The birds -hummers at least- do not care what colour the "nectar" is. Even the colour of flowers and feeders is secondary, as the birds learn where they find reward and develop temporary preferences for the related colours. Fact is that a number of ornithophilic plants show red flowers, other don't. I have seen local hummers prefer blooming blue thistles amidst a bed of red hummingbird flowers , presumably the nectar yield there was higher at the time.

Regular sugar (cane sugar?) is OK for hummers, as their digestive system is adjusted to it. One of the frist steps is to break the molecules down into monomeres before metabolic utilization. Nectar -just as sugar sirup- offers little more than energy, its essentially a ~20% sugar solution in water. Vitamines, fat, protein are next to nill and hummers and other nectar eaters will have to get those from other foof sources (insects!). Other than humans most animals know how importent a balanced diet it and feed accordingly.
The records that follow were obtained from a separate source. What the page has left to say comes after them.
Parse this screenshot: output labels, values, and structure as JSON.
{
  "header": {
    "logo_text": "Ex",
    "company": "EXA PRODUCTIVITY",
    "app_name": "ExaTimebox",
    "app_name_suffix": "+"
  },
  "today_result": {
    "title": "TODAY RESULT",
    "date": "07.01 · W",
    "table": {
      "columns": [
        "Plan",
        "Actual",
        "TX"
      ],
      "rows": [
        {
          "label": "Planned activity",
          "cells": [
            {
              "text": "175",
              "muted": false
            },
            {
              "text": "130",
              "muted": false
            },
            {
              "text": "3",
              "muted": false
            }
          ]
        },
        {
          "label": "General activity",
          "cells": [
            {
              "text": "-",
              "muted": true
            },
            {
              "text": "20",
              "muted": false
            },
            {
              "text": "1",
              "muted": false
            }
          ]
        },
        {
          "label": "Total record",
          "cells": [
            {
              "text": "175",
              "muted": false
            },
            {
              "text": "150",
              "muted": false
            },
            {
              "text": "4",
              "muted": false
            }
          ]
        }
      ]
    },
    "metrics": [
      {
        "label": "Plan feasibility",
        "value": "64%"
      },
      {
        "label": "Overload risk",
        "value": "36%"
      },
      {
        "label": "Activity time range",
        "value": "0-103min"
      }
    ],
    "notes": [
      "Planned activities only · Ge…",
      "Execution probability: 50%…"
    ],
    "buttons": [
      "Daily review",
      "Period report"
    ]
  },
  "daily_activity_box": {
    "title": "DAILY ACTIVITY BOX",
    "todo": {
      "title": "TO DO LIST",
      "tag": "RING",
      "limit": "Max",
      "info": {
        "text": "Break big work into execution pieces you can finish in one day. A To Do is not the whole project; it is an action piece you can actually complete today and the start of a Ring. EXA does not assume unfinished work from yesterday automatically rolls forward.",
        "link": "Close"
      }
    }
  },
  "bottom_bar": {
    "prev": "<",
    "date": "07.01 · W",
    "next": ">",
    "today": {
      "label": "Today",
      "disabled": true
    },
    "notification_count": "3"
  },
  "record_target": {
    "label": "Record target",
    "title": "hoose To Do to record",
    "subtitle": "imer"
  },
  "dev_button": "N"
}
On the contrary, other sugars (or sweetners) may harm the birds as they may not be digestibale to provide energy. However, more likely hummers will smell that something isn't right and stay away from the mix.

So, regular household sugar is the sugar of choice to prepare hummer nectar. Just sugar and (good, clean) water is all that should go in the mix, vitamins and other supplements are not required. At best they are useless, at worse they may do harm.